In these show cases, I have shown you how to define an if
and let
expression without access any parser nor changing the grammar rule. I think this is the most significant feature in gendsl and it has satisfied all my need that I described in the Intro:
- My own lispy syntax powered by S-Expression.
- I can access go value in the DSL by reading and writing the env passed by golang.
- Data type, all values have their own type.
- Extension requires no modification of the grammar, you can control the AST in a procedure during runtime.
The end
What I have introduced to you above, is the core of my project gendsl which is greatly inspired by the lisp.
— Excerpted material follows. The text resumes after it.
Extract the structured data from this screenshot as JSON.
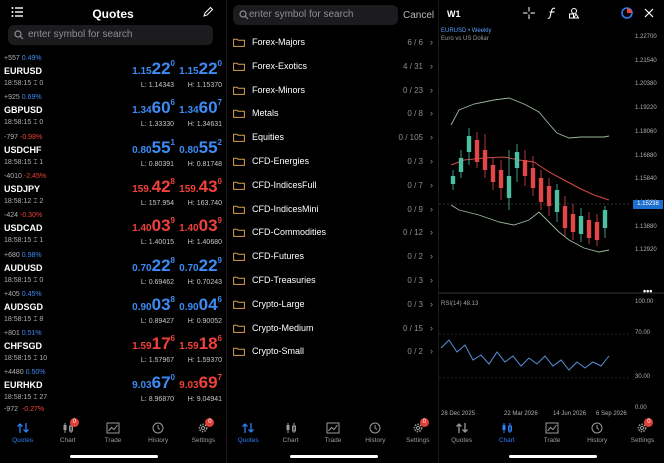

The lisp, as well as the presentation by William Byrd, really give us a different view on how our program got evaluated, which often got ignored by us. Most of programmers today are caught in a “Con Air” that called “business”. We fly so high and fast, and got satisfied by telling ourself ‘Well, it works’ but somehow we ignore the beauty behind all of those computing and evaluting. But when we slow it down and have a peek at what’s behind and what brings us Inverse Vandalism(make things just because you can that Alan Kay talk about in the The early history of Smalltalk), things will be clear and your softwares could just be elegant and beautiful as you know how thing become elegance and beauty.